I ran a lot of tests with multiple drives, on USB and Thunderbolt. I am able to see your exact problem with some 10TB Hitachi drives. I am not seeing it with any Other drives, including some older 4TB drives. So this is 100% a drive issue. I am also seeing the better performance with the Hitachi over USB 3.1 gen 2 (our Mercury Elite Pro enclosures.
I can get you some numbers, but need to consolidate them first. Something about these Hitachi drives do not work well with Thunderbolt (at least on a mac), it appears.
I tried the verify then cancel and ran tests for both a 4 drive stripe and 4 drive RAID5:
|
Write MB/s |
Read MB/s |
4 drive stripe |
540 |
530 |
4 drive RAID 5 |
270 |
297 |
The results were actually a little worse than I've had from a lot of the tests over the past few weeks. Should I have expected them to be better? Over the course of the tests I've generally noticed slightly faster results on the occasions the tests were performed immediately after a system reboot. Don't know if that's related.
Thanks for having stuck with this and continued to investigate. To be honest it's a relief that you've been able to replicate this, if only for my sanity and knowing it isn't some outlier / quirk specific to my setup. It'll be interesting to compare the numbers you got with mine (I've kept all the tests I've done in a document). I wonder what it is about the drives that doesn't play well with Thunderbolt. I suppose as enterprise drives maybe they're not used in that configuration too often but I'm still surprised I haven't come across other similar accounts online.
In terms of trying to get replacement drives (when they eventually turn up in stock) my best option is looking like 12TB Seagate Exos X16 drives (ST12000NM001G). Have you used / encountered these at all or are there any known compatibility issues?
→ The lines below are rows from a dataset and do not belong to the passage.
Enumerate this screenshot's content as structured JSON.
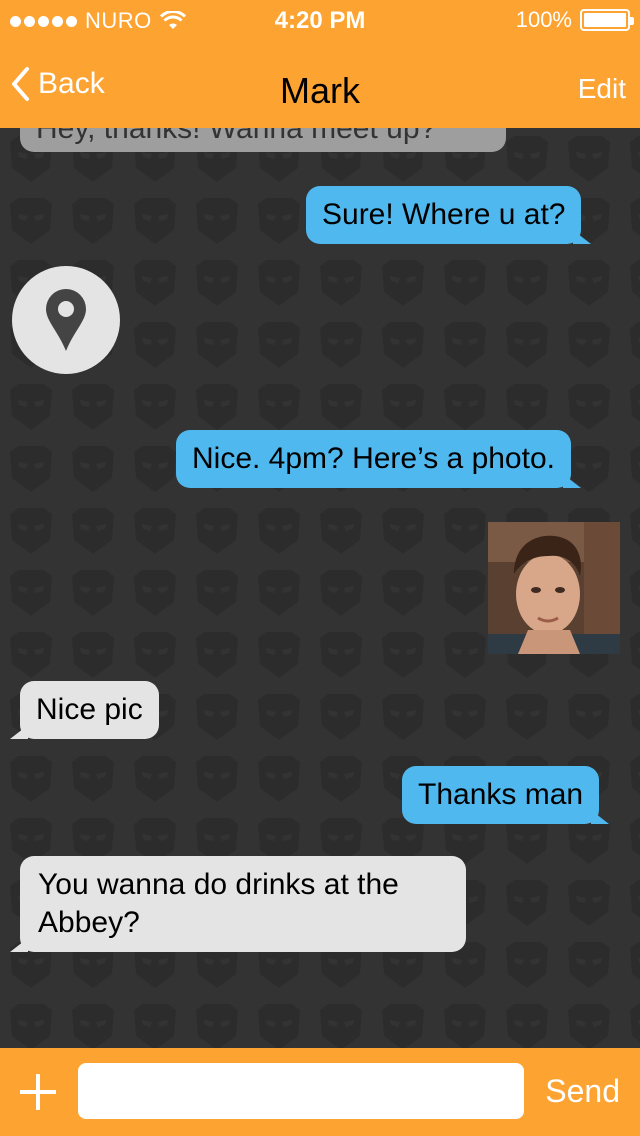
{
  "status_bar": {
    "carrier": "NURO",
    "time": "4:20 PM",
    "battery": "100%",
    "battery_level": 1.0
  },
  "nav": {
    "back_label": "Back",
    "title": "Mark",
    "edit_label": "Edit"
  },
  "messages": [
    {
      "direction": "incoming",
      "text": "Hey, thanks! Wanna meet up?"
    },
    {
      "direction": "outgoing",
      "text": "Sure! Where u at?"
    },
    {
      "direction": "incoming",
      "type": "location",
      "icon": "location-pin-icon"
    },
    {
      "direction": "outgoing",
      "text": "Nice. 4pm? Here’s a photo."
    },
    {
      "direction": "outgoing",
      "type": "photo"
    },
    {
      "direction": "incoming",
      "text": "Nice pic"
    },
    {
      "direction": "outgoing",
      "text": "Thanks man"
    },
    {
      "direction": "incoming",
      "text": "You wanna do drinks at the Abbey?"
    }
  ],
  "composer": {
    "input_value": "",
    "send_label": "Send",
    "add_icon": "plus-icon"
  },
  "colors": {
    "accent": "#FDA331",
    "outgoing_bubble": "#4FB8EF",
    "incoming_bubble": "#E4E4E4",
    "background": "#333333"
  }
}
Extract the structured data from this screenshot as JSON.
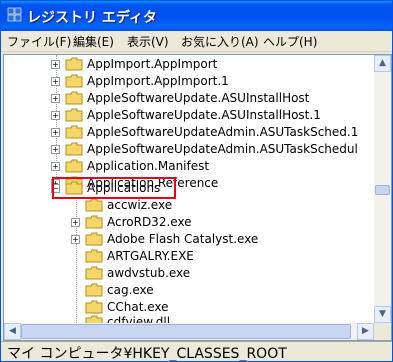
{
  "window": {
    "title": "レジストリ エディタ"
  },
  "menu": [
    "ファイル(F)",
    "編集(E)",
    "表示(V)",
    "お気に入り(A)",
    "ヘルプ(H)"
  ],
  "tree": {
    "parents": [
      "AppImport.AppImport",
      "AppImport.AppImport.1",
      "AppleSoftwareUpdate.ASUInstallHost",
      "AppleSoftwareUpdate.ASUInstallHost.1",
      "AppleSoftwareUpdateAdmin.ASUTaskSched.1",
      "AppleSoftwareUpdateAdmin.ASUTaskSchedul",
      "Application.Manifest",
      "Application.Reference"
    ],
    "selected": "Applications",
    "children": [
      "accwiz.exe",
      "AcroRD32.exe",
      "Adobe Flash Catalyst.exe",
      "ARTGALRY.EXE",
      "awdvstub.exe",
      "cag.exe",
      "CChat.exe",
      "cdfview.dll"
    ]
  },
  "status": "マイ コンピュータ¥HKEY_CLASSES_ROOT",
  "colors": {
    "highlight_border": "#e8001c",
    "titlebar": "#0054e3",
    "folder": "#f5d769"
  }
}
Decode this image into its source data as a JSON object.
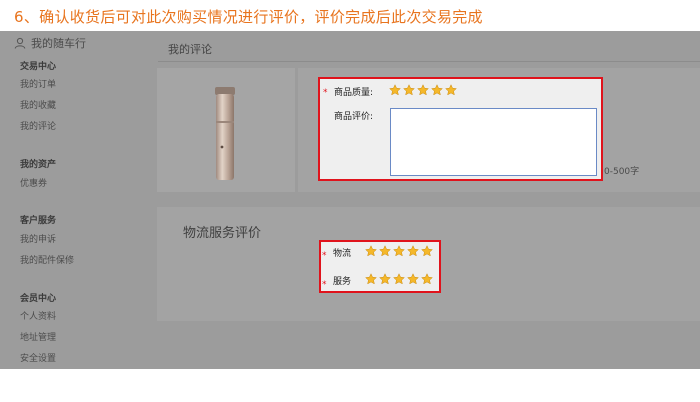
{
  "caption": "6、确认收货后可对此次购买情况进行评价，评价完成后此次交易完成",
  "sidebar": {
    "user_label": "我的随车行",
    "groups": [
      {
        "title": "交易中心",
        "items": [
          "我的订单",
          "我的收藏",
          "我的评论"
        ]
      },
      {
        "title": "我的资产",
        "items": [
          "优惠券"
        ]
      },
      {
        "title": "客户服务",
        "items": [
          "我的申诉",
          "我的配件保修"
        ]
      },
      {
        "title": "会员中心",
        "items": [
          "个人资料",
          "地址管理",
          "安全设置"
        ]
      }
    ]
  },
  "main": {
    "page_title": "我的评论",
    "review": {
      "quality_label": "商品质量:",
      "quality_rating": 5,
      "comment_label": "商品评价:",
      "comment_value": "",
      "length_hint": "0-500字"
    },
    "logistics": {
      "section_title": "物流服务评价",
      "rows": [
        {
          "label": "物流",
          "rating": 5
        },
        {
          "label": "服务",
          "rating": 5
        }
      ]
    },
    "required_mark": "*"
  },
  "colors": {
    "caption": "#e8741e",
    "highlight_border": "#e0131c",
    "star_fill": "#f5b82a",
    "overlay_gray": "#9c9c9c"
  },
  "icons": {
    "user": "user-icon",
    "star": "star-icon"
  }
}
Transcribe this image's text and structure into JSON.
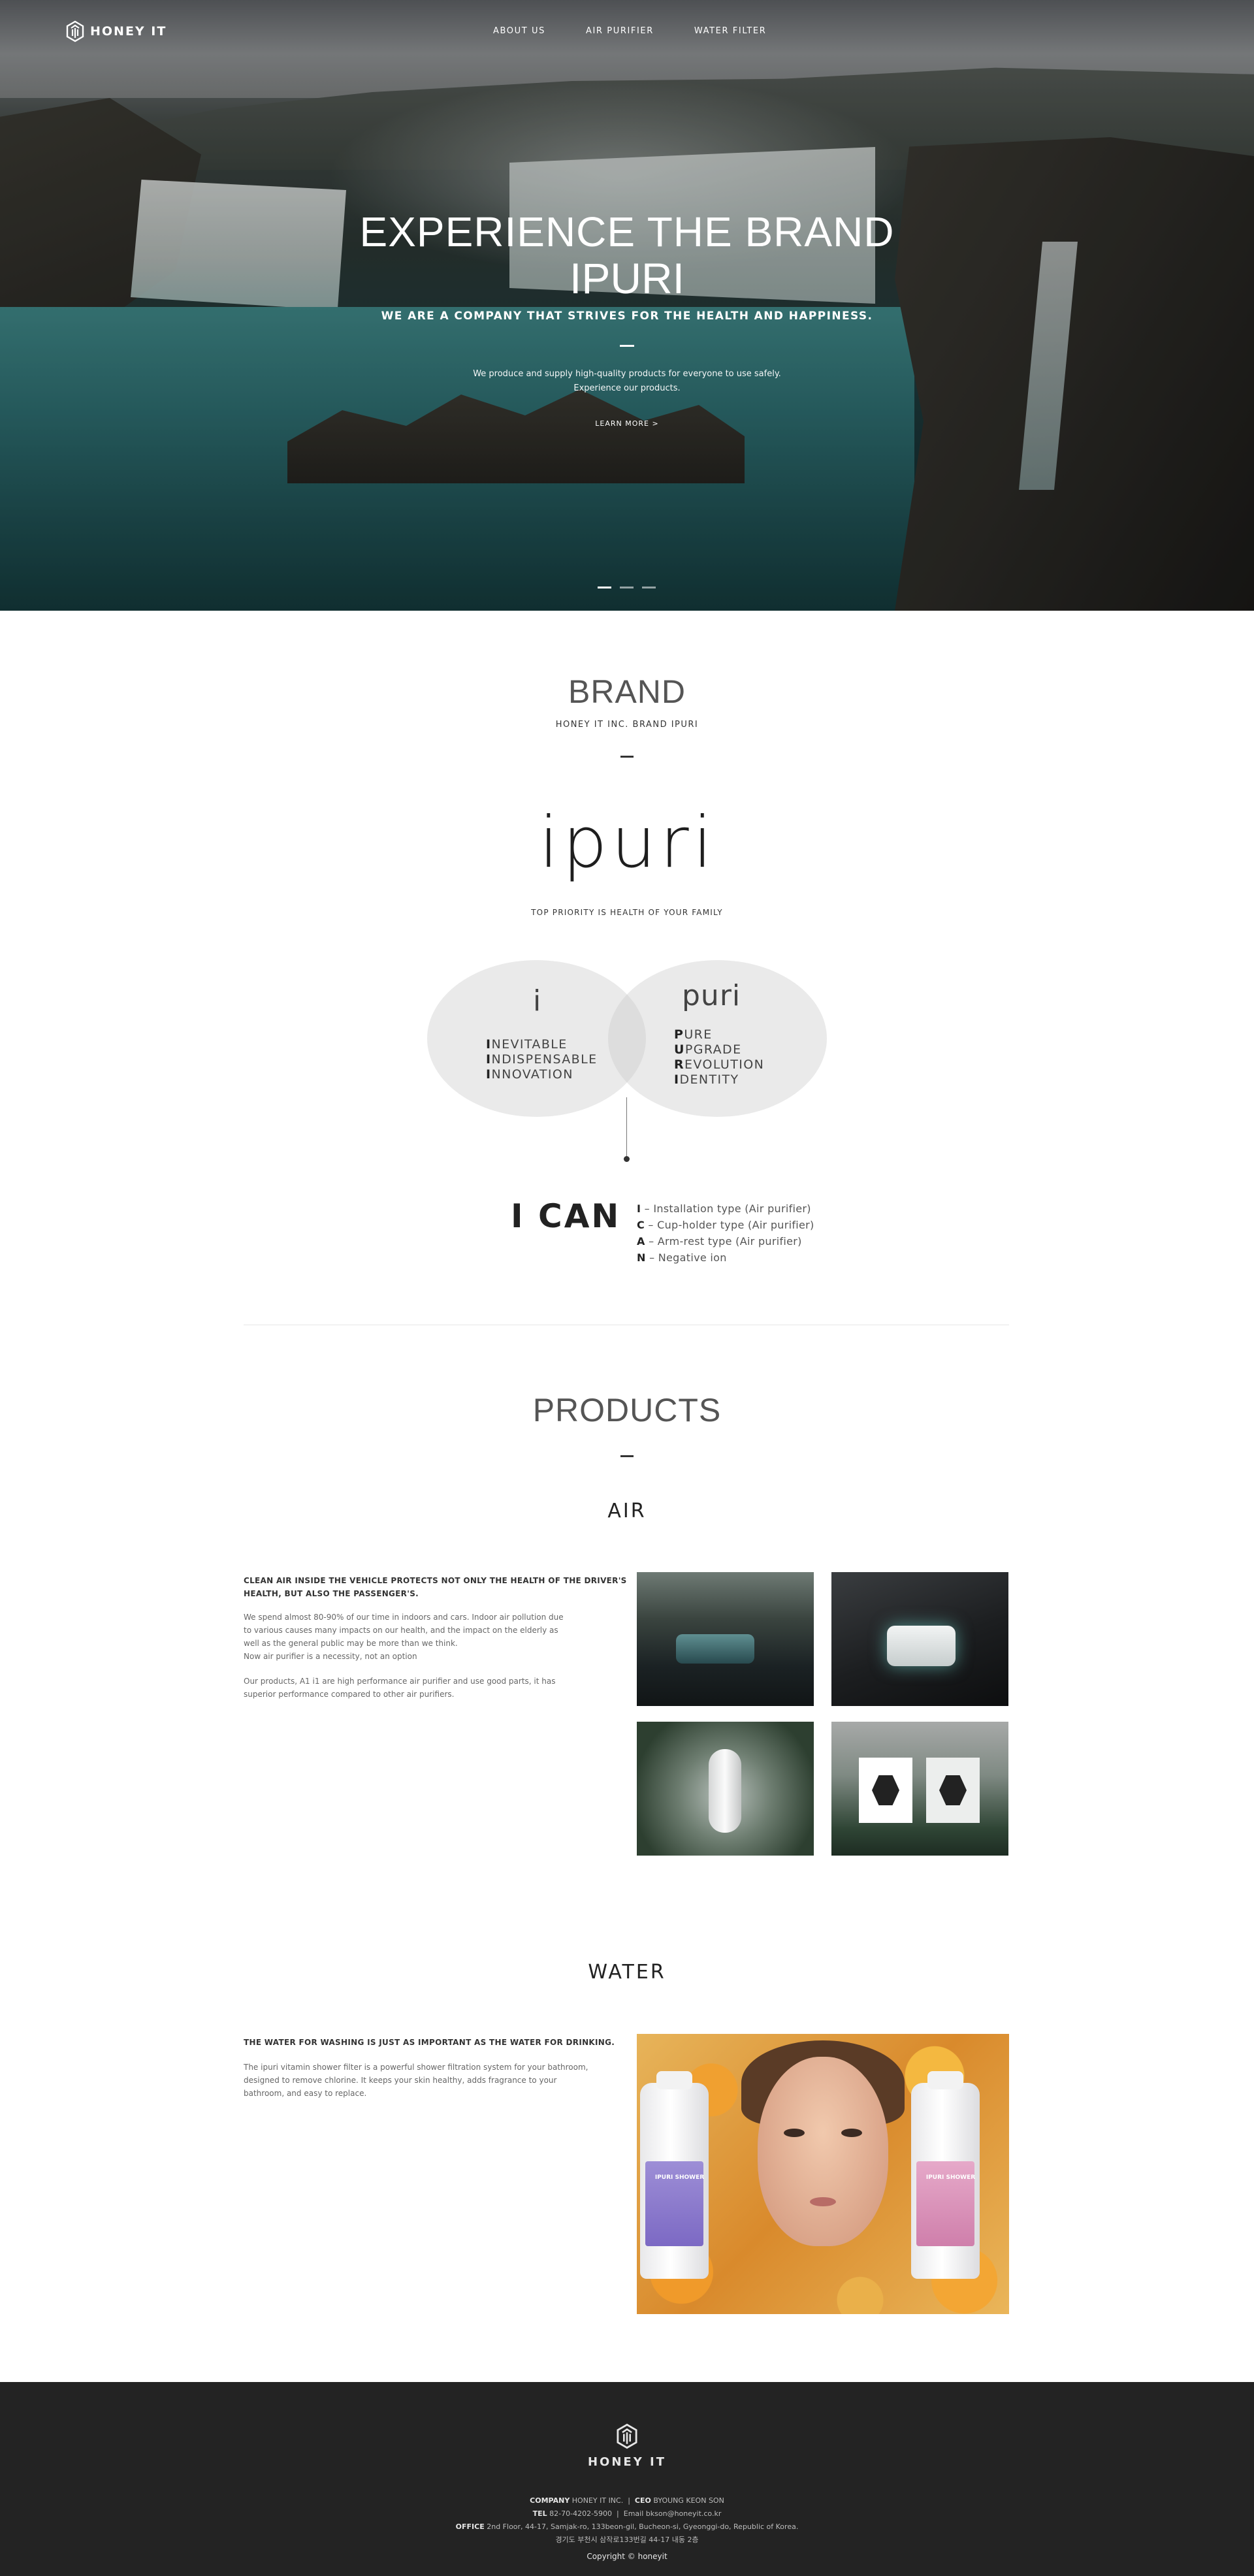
{
  "nav": {
    "brand": "HONEY IT",
    "items": [
      {
        "label": "ABOUT US"
      },
      {
        "label": "AIR PURIFIER"
      },
      {
        "label": "WATER FILTER"
      }
    ]
  },
  "hero": {
    "line1": "EXPERIENCE THE BRAND",
    "line2": "IPURI",
    "subtitle": "WE ARE A COMPANY THAT STRIVES FOR THE HEALTH AND HAPPINESS.",
    "desc1": "We produce and supply high-quality products for everyone to use safely.",
    "desc2": "Experience our products.",
    "cta": "LEARN MORE >",
    "slides": 3,
    "active_slide": 1
  },
  "brand": {
    "title": "BRAND",
    "subtitle": "HONEY IT INC. BRAND IPURI",
    "logo_text": "ipuri",
    "tagline": "TOP PRIORITY IS HEALTH OF YOUR FAMILY",
    "left_title": "i",
    "left_words": [
      {
        "initial": "I",
        "rest": "NEVITABLE"
      },
      {
        "initial": "I",
        "rest": "NDISPENSABLE"
      },
      {
        "initial": "I",
        "rest": "NNOVATION"
      }
    ],
    "right_title": "puri",
    "right_words": [
      {
        "initial": "P",
        "rest": "URE"
      },
      {
        "initial": "U",
        "rest": "PGRADE"
      },
      {
        "initial": "R",
        "rest": "EVOLUTION"
      },
      {
        "initial": "I",
        "rest": "DENTITY"
      }
    ],
    "ican": "I CAN",
    "ican_items": [
      {
        "letter": "I",
        "text": " – Installation type (Air purifier)"
      },
      {
        "letter": "C",
        "text": " – Cup-holder type (Air purifier)"
      },
      {
        "letter": "A",
        "text": " – Arm-rest type (Air purifier)"
      },
      {
        "letter": "N",
        "text": " – Negative ion"
      }
    ]
  },
  "products": {
    "title": "PRODUCTS",
    "air": {
      "label": "AIR",
      "heading1": "CLEAN AIR INSIDE THE VEHICLE PROTECTS NOT ONLY THE HEALTH OF THE DRIVER'S",
      "heading2": "HEALTH, BUT ALSO THE PASSENGER'S.",
      "p1": "We spend almost 80-90% of our time in indoors and cars. Indoor air pollution due",
      "p2": "to various causes many impacts on our health, and the impact on the elderly as",
      "p3": "well as the general public may be more than we think.",
      "p4": "Now air purifier is a necessity, not an option",
      "p5": "Our products, A1 i1 are high performance air purifier and use good parts, it has",
      "p6": "superior performance compared to other air purifiers."
    },
    "water": {
      "label": "WATER",
      "heading": "THE WATER FOR WASHING IS JUST AS IMPORTANT AS THE WATER FOR DRINKING.",
      "p1": "The ipuri vitamin shower filter is a powerful shower filtration system for your bathroom,",
      "p2": "designed to remove chlorine. It keeps your skin healthy, adds fragrance to your",
      "p3": "bathroom, and easy to replace.",
      "bottle_left": "IPURI SHOWER",
      "bottle_right": "IPURI SHOWER"
    }
  },
  "footer": {
    "brand": "HONEY IT",
    "company_label": "COMPANY",
    "company": "HONEY IT INC.",
    "ceo_label": "CEO",
    "ceo": "BYOUNG KEON SON",
    "tel_label": "TEL",
    "tel": "82-70-4202-5900",
    "email_label": "Email",
    "email": "bkson@honeyit.co.kr",
    "office_label": "OFFICE",
    "office": "2nd Floor, 44-17, Samjak-ro, 133beon-gil, Bucheon-si, Gyeonggi-do, Republic of Korea.",
    "office_kr": "경기도 부천시 삼작로133번길 44-17 내동 2층",
    "copyright": "Copyright © honeyit"
  },
  "colors": {
    "footer_bg": "#232323",
    "text_dark": "#222222",
    "venn_fill": "#e3e3e3"
  }
}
I'l have to decide which enclosures to keep or return now. From our discussion the other day I'll probably stick with the ThunderBay 8 for the RAID for simplicity. I'm tempted to also keep one of the ThunderBay 4 units to replace both the old USB 3.1 gen1 4 drive enclosure and the single 3.1 gen2 TimeMachine drive (that thing generates so much heat!). That way I could use an old 8TB drive to add a mirror for my TimeMachine disk and then use my existing 10TB and 12TB as local backup drive for my most important / difficult to replace files - with the amount of data I have it'll never be viable to keep a complete local backup.
I think Seagate and Toshiba are currently the least problem drive brands, but this changes. For a long time, Seagate drives had high failure rates, but they addressed that issue and they are great again. I used both Exos, Iron Wolfs in my testing.
Thanks, I went ahead and back ordered the 12TB EXOS. They're the only drives that were sensibly priced (at the same store as the Ultrastars as they seem to be the only place no taking advantage of the shortage to massively increase prices!) and if there weren't any issues with them in your testing then I'm hoping I won't run into any with them either. Got them for what would have been a good price even before the supply issues so that's not too bad, the downside is no concrete ETA. Just within the past couple of days the estimate on their site has jumped from 24 June to 2 July, so if it keeps slipping it could be a while before I get them. Not ideal but not really any alternative. Obviously I'm just impatient to get them and hopefully have a speedy, working RAID up and running ASAP!